Well, with confidence in just fire-hosing misinformation being deeply ingrained now, thanks to all the media you mention, along with the federal government's (and journalist's) skittishness about asking Smith WHY she keeps calling top drawer, settled science "ideology," the only reasonable conclusion is pure malice aforethought. (The conservatives give themselves away constantly with such kneejerk, outlandish inferences because that's what moves THEM.)
Her press conference this afternoon was unusual and very disturbing to watch, and just infuriating, even when you live here and know the drill.
I feel for Mark Carney, but with progressives' electoral win, maybe this full court press will clarify what has to be done.
Carney at least has vote rich Quebec, some big cities and Atlantic Canada behind him. It would be a tall order, but Carney can afford to call out Smith's BS and accept constitutional challenges on federal jurisdiction in regulating pollution, crossing provincial boundaries with federal clean power grids and challenging the AB sovereignty blackmail.
That challenge will create a massive backlash in political rhetoric, but it would also resolve the issue that bluster and threats can succeed against the feds forever.
80% of the Irving Refinery production goes to the USA, so the Alberta oil would have to be as cheap as oil off a tanker. So why would we subsidize US consumers?
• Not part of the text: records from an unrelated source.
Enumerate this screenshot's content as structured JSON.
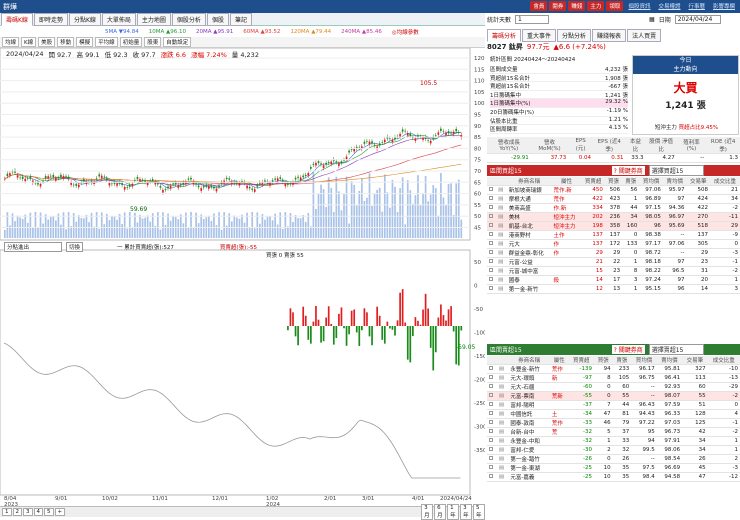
{
  "app": {
    "title": "群燁",
    "top_buttons": [
      "會員",
      "閱券",
      "賺錢",
      "主力",
      "領取"
    ],
    "top_links": [
      "個股資訊",
      "交易權證",
      "行事曆",
      "影響專欄"
    ]
  },
  "tabs": [
    "壽碼K線",
    "即時走勢",
    "分點K線",
    "大單佈局",
    "主力地圖",
    "個股分析",
    "個股",
    "筆記"
  ],
  "indicators": {
    "ma5": "5MA ▼94.84",
    "ma10": "10MA ▲96.10",
    "ma20": "20MA ▲95.91",
    "ma60": "60MA ▲93.52",
    "ma120": "120MA ▲79.44",
    "ma240": "240MA ▲85.46",
    "ma_note": "◎均線參數"
  },
  "toolbar": [
    "均線",
    "K線",
    "美股",
    "移動",
    "模擬",
    "平均線",
    "初始量",
    "股東",
    "自動設定"
  ],
  "quote": {
    "date": "2024/04/24",
    "open": "開 92.7",
    "high": "高 99.1",
    "low": "低 92.3",
    "close": "收 97.7",
    "chg": "漲跌 6.6",
    "pct": "漲幅 7.24%",
    "vol": "量 4,232"
  },
  "price_axis": [
    "120",
    "115",
    "110",
    "105",
    "100",
    "95",
    "90",
    "85",
    "80",
    "75",
    "70",
    "65",
    "60",
    "55",
    "50",
    "45"
  ],
  "peak_label": "105.5",
  "low_label": "59.69",
  "date_axis": [
    "8/04",
    "9/01",
    "10/02",
    "11/01",
    "12/01",
    "1/02",
    "2/01",
    "3/01",
    "4/01",
    "2024/04/24"
  ],
  "year_labels": [
    "2023",
    "2024"
  ],
  "sub": {
    "select": "分點進出",
    "btn": "切換",
    "legend": "一 累計買賣超(張):527",
    "legend2": "買賣超(張):-55",
    "legend3": "買張 0 賣張 55",
    "current": "-59.05",
    "axis": [
      "50",
      "0",
      "-50",
      "-100",
      "-150",
      "-200",
      "-250",
      "-300",
      "-350"
    ]
  },
  "bottom": {
    "pages": [
      "1",
      "2",
      "3",
      "4",
      "5",
      "+"
    ],
    "periods": [
      "3月",
      "6月",
      "1年",
      "3年",
      "5年"
    ]
  },
  "right": {
    "toolbar": {
      "label": "統計天數",
      "days": "1",
      "date_label": "日期",
      "date": "2024/04/24"
    },
    "tabs": [
      "籌碼分析",
      "重大事件",
      "分點分析",
      "賺錢報表",
      "法人買賣"
    ],
    "stock": {
      "code": "8027 鈦昇",
      "price": "97.7元",
      "chg": "▲6.6 (+7.24%)"
    },
    "stats_title": "統計區間 20240424～20240424",
    "stats": [
      [
        "區間成交量",
        "4,232 張"
      ],
      [
        "買超前15名合計",
        "1,908 張"
      ],
      [
        "賣超前15名合計",
        "-667 張"
      ],
      [
        "1日籌碼集中",
        "1,241 張"
      ],
      [
        "1日籌碼集中(%)",
        "29.32 %"
      ],
      [
        "20日籌碼集中(%)",
        "-1.19 %"
      ],
      [
        "佔股本比重",
        "1.21 %"
      ],
      [
        "區間周轉率",
        "4.13 %"
      ]
    ],
    "today": {
      "label": "今日",
      "sub": "主力動向",
      "big": "大買",
      "qty": "1,241 張",
      "short": "短沖主力",
      "short_val": "買超占比9.45%"
    },
    "metrics": {
      "heads": [
        "營收成長 YoY(%)",
        "營收 MoM(%)",
        "EPS (元)",
        "EPS (近4季)",
        "本益比",
        "股價 淨值比",
        "殖利率 (%)",
        "ROE (近4季)"
      ],
      "vals": [
        "-29.91",
        "37.73",
        "0.04",
        "0.31",
        "33.3",
        "4.27",
        "--",
        "1.3"
      ]
    },
    "buy": {
      "title": "區間買超15",
      "btn": "? 關鍵券商",
      "select": "選擇買超15",
      "heads": [
        "",
        "",
        "券商名稱",
        "屬性",
        "買賣超",
        "買張",
        "賣張",
        "買均價",
        "賣均價",
        "交易筆",
        "成交比重"
      ],
      "rows": [
        [
          "新加坡商瑞銀",
          "荒作.新",
          "450",
          "506",
          "56",
          "97.06",
          "95.97",
          "508",
          "21"
        ],
        [
          "摩根大通",
          "荒作",
          "422",
          "423",
          "1",
          "96.89",
          "97",
          "424",
          "34"
        ],
        [
          "美商高盛",
          "作.新",
          "334",
          "378",
          "44",
          "97.15",
          "94.36",
          "422",
          "-2"
        ],
        [
          "美林",
          "短沖主力",
          "202",
          "236",
          "34",
          "98.05",
          "96.97",
          "270",
          "-11"
        ],
        [
          "凱基-台北",
          "短沖主力",
          "198",
          "358",
          "160",
          "96",
          "95.69",
          "518",
          "29"
        ],
        [
          "港商野村",
          "土作",
          "137",
          "137",
          "0",
          "98.38",
          "--",
          "137",
          "-9"
        ],
        [
          "元大",
          "作",
          "137",
          "172",
          "133",
          "97.17",
          "97.06",
          "305",
          "0"
        ],
        [
          "群益金鼎-彰化",
          "作",
          "29",
          "29",
          "0",
          "98.72",
          "--",
          "29",
          "-3"
        ],
        [
          "元富-公益",
          "",
          "21",
          "22",
          "1",
          "98.18",
          "97",
          "23",
          "-1"
        ],
        [
          "元富-城中富",
          "",
          "15",
          "23",
          "8",
          "98.22",
          "96.5",
          "31",
          "-2"
        ],
        [
          "國泰",
          "殺",
          "14",
          "17",
          "3",
          "97.24",
          "97",
          "20",
          "1"
        ],
        [
          "第一金-新竹",
          "",
          "12",
          "13",
          "1",
          "95.15",
          "96",
          "14",
          "3"
        ]
      ]
    },
    "sell": {
      "title": "區間賣超15",
      "btn": "? 關鍵券商",
      "select": "選擇賣超15",
      "heads": [
        "",
        "",
        "券商名稱",
        "屬性",
        "買賣超",
        "買張",
        "賣張",
        "買均價",
        "賣均價",
        "交易筆",
        "成交比重"
      ],
      "rows": [
        [
          "永豐金-新竹",
          "荒作",
          "-139",
          "94",
          "233",
          "96.17",
          "95.81",
          "327",
          "-10"
        ],
        [
          "元大-環頭",
          "新",
          "-97",
          "8",
          "105",
          "96.75",
          "96.41",
          "113",
          "-13"
        ],
        [
          "元大-石疆",
          "",
          "-60",
          "0",
          "60",
          "--",
          "92.93",
          "60",
          "-29"
        ],
        [
          "元富-票南",
          "荒新",
          "-55",
          "0",
          "55",
          "--",
          "98.07",
          "55",
          "-2"
        ],
        [
          "富邦-陽明",
          "",
          "-37",
          "7",
          "44",
          "96.43",
          "97.59",
          "51",
          "0"
        ],
        [
          "中國信託",
          "土",
          "-34",
          "47",
          "81",
          "94.43",
          "96.33",
          "128",
          "4"
        ],
        [
          "國泰-敦南",
          "荒作",
          "-33",
          "46",
          "79",
          "97.22",
          "97.03",
          "125",
          "-1"
        ],
        [
          "台新-台中",
          "荒",
          "-32",
          "5",
          "37",
          "95",
          "96.73",
          "42",
          "-2"
        ],
        [
          "永豐金-中和",
          "",
          "-32",
          "1",
          "33",
          "94",
          "97.91",
          "34",
          "1"
        ],
        [
          "富邦-仁愛",
          "",
          "-30",
          "2",
          "32",
          "99.5",
          "98.06",
          "34",
          "1"
        ],
        [
          "第一金-踏竹",
          "",
          "-26",
          "0",
          "26",
          "--",
          "98.54",
          "26",
          "2"
        ],
        [
          "第一金-東湖",
          "",
          "-25",
          "10",
          "35",
          "97.5",
          "96.69",
          "45",
          "-3"
        ],
        [
          "元富-嘉義",
          "",
          "-25",
          "10",
          "35",
          "98.4",
          "94.58",
          "47",
          "-12"
        ]
      ]
    }
  }
}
Generally potash demand goes up 3% per year, when the BHP mine comes on line, supply > demand for the next 10 years, older mines may close, if not dirt cheap potash
The IPCC is incredibly clear that building any new fossil fuel infrastructure guarantees that the Paris Agreement climate goals will become forever unreachable and ensure that the worst climate scenarios become completely unavoidable. Absolutely any suggestion that fossil fuel infrastructure can be expanded "in a way that serves the national best interest" is a gaslighting death wish, unless we somehow feel certain that collapsing the world's agricultural productivity to obliterate our food supply is somehow good news. It's exasperating to perpetually see pundits like Max falsely frame climate denial policy as principled climate solutions, when they're basically the equivalent of saying that the best way to put out a house fire is by wielding a flamethrower.